POSTE : Numerical modelling of knitted fabric (PhD or Post-Doc)

Advisors

Thibaut Métivet (INRIA Rhône-Alpes, ELAN) thibaut.metivet@inria.fr

Florence Bertails-Descoubes (INRIA Rhône-Alpes, ELAN) florence.descoubes@inria.fr

Mélina Skouras (INRIA Rhône-Alpes, IMAGINE) melina.skouras@inria.fr

Hosting Laboratory

ELAN team (INRIA and LJK, Grenoble), https://team.inria.fr/elan/

Practical details

PhD thesis (3 years) or post-doctoral position (1 year renewable), salary as defined in Inria scales. Start in fall 2020.
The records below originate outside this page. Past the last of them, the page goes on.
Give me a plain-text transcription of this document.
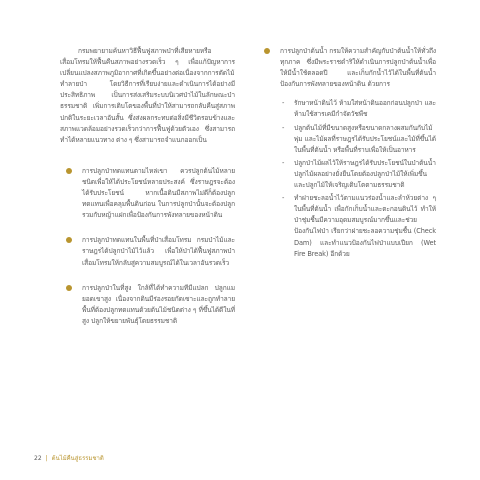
กรมพยายามค้นหาวิธีฟื้นฟูสภาพป่าที่เสียหายหรือเสื่อมโทรมให้ฟื้นคืนสภาพอย่างรวดเร็ว ๆ เพื่อแก้ปัญหาการเปลี่ยนแปลงสภาพภูมิอากาศที่เกิดขึ้นอย่างต่อเนื่องจากการตัดไม้ทำลายป่า โดยวิธีการที่เรียบง่ายและดำเนินการได้อย่างมีประสิทธิภาพ เป็นการส่งเสริมระบบนิเวศป่าไม้ในลักษณะป่าธรรมชาติ เพิ่มการเติบโตของพื้นที่ป่าให้สามารถกลับคืนสู่สภาพปกติในระยะเวลาอันสั้น ซึ่งส่งผลกระทบต่อสิ่งมีชีวิตรอบข้างและสภาพแวดล้อมอย่างรวดเร็วกว่าการฟื้นฟูด้วยตัวเอง ซึ่งสามารถทำได้หลายแนวทาง ต่าง ๆ ซึ่งสามารถจำแนกออกเป็น

การปลูกป่าทดแทนตามไหล่เขา ควรปลูกต้นไม้หลายชนิดเพื่อให้ได้ประโยชน์หลายประสงค์ ซึ่งราษฎรจะต้องได้รับประโยชน์ หากเนื้อดินมีสภาพไม่ดีก็ต้องปลูกทดแทนเพื่อคลุมพื้นดินก่อน ในการปลูกป่านั้นจะต้องปลูกรวมกับหญ้าแฝกเพื่อป้องกันการพังทลายของหน้าดิน

การปลูกป่าทดแทนในพื้นที่ป่าเสื่อมโทรม กรมป่าไม้และราษฎรได้ปลูกป่าไม้ไว้แล้ว เพื่อให้ป่าได้ฟื้นฟูสภาพป่าเสื่อมโทรมให้กลับสู่ความสมบูรณ์ได้ในเวลาอันรวดเร็ว

การปลูกป่าในที่สูง ใกล้ที่ได้ทำความทีมีแปลก ปลูกแมยอดเขาสูง เนื่องจากดินมีร่องรอยกัดเซาะและถูกทำลาย พื้นที่ต้องปลูกทดแทนด้วยต้นไม้ชนิดต่าง ๆ ที่ขึ้นได้ดีในที่สูง ปลูกให้ขยายพันธุ์โดยธรรมชาติ

การปลูกป่าต้นน้ำ กรมให้ความสำคัญกับป่าต้นน้ำให้ทั่วถึงทุกภาค ซึ่งมีพระราชดำริให้ดำเนินการปลูกป่าต้นน้ำเพื่อให้มีน้ำใช้ตลอดปี และเก็บกักน้ำไว้ได้ในพื้นที่ต้นน้ำ ป้องกันการพังทลายของหน้าดิน ด้วยการ

- รักษาหน้าดินไว้ ห้ามใส่หน้าดินออกก่อนปลูกป่า และห้ามใช้สารเคมีกำจัดวัชพืช

- ปลูกต้นไม้ที่มีขนาดสูงหรือขนาดกลางผสมกันกับไม้พุ่ม และไม้ผลที่ราษฎรได้รับประโยชน์และไม้ที่ขึ้นได้ในพื้นที่ต้นน้ำ หรือพื้นที่ราบเพื่อให้เป็นอาหาร

- ปลูกป่าไม้ผลไว้ให้ราษฎรได้รับประโยชน์ในป่าต้นน้ำ ปลูกไม้ผลอย่างยั่งยืนโดยต้องปลูกป่าไม้ให้เพิ่มขึ้นและปลูกไม้ให้เจริญเติบโตตามธรรมชาติ

- ทำฝายชะลอน้ำไว้ตามแนวร่องน้ำและลำห้วยต่าง ๆ ในพื้นที่ต้นน้ำ เพื่อกักเก็บน้ำและตะกอนดินไว้ ทำให้ป่าชุ่มชื้นมีความอุดมสมบูรณ์มากขึ้นและช่วยป้องกันไฟป่า เรียกว่าฝายชะลอความชุ่มชื้น (Check Dam) และทำแนวป้องกันไฟป่าแบบเปียก (Wet Fire Break) อีกด้วย

22 | ต้นไม้คืนสู่ธรรมชาติ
http://elan.inrialpes.fr/people/bertails/SujetsThesePostDoc2020/sujetTricot.pdf

Context:

Although it is made of almost inextensible yarns, knitted fabric exhibits an extremely stretchable mechanical behaviour, a highly desirable property in meta-material engineering. Furthermore, knitted fabric makes is possible to design arbitrarily shaped objects, either in 2D or 3D, with a predictable mechanical response. For these reasons, knitted fabric has recently gained a renewed and growing interest from industry and various fields of science – from physics to computer graphics. In physics, Poincloux and colleagues [6] have recently studied experimentally the tensile response of a model knitted patch in order to characterise relevant ingredients explaining the macroscopic mechanical behavior of knitted yarns, and started to derive a reduced continuum model. In graphics, complex simulations of 3D knitted fabric have been set-up for more than a decade [4, 5, 2], relying on a discrete element strategy where yarns and contacts between yarns are explicitly modelled. Only recently, a numerically homogenised model has been presented [7], which simulates knitted fabric as a thin elastic shell with a modified constitutive law fitted from simulated data. Although impressive, all these simulations have however never been validated against experiments, and the particular role of friction has never been investigated.

Objectives:

The goal of the project is to develop numerical models for the study of knitted fabric. A first part of the PhD will be dedicated to the discrete element modelling of a model tricot, its validation against experiments, and the careful study of the role of friction. A second part will deal with the continuum modelling of the tricot using an analytical approach, which will be validated against the discrete element simulator. The project will involve collaborations with physicists to validate both models.

Keywords:

Numerical modelling, analysis and simulation, mechanics of thin elastic rods, dry frictional contact, plates and shells, numerical and theoretical homogenisation.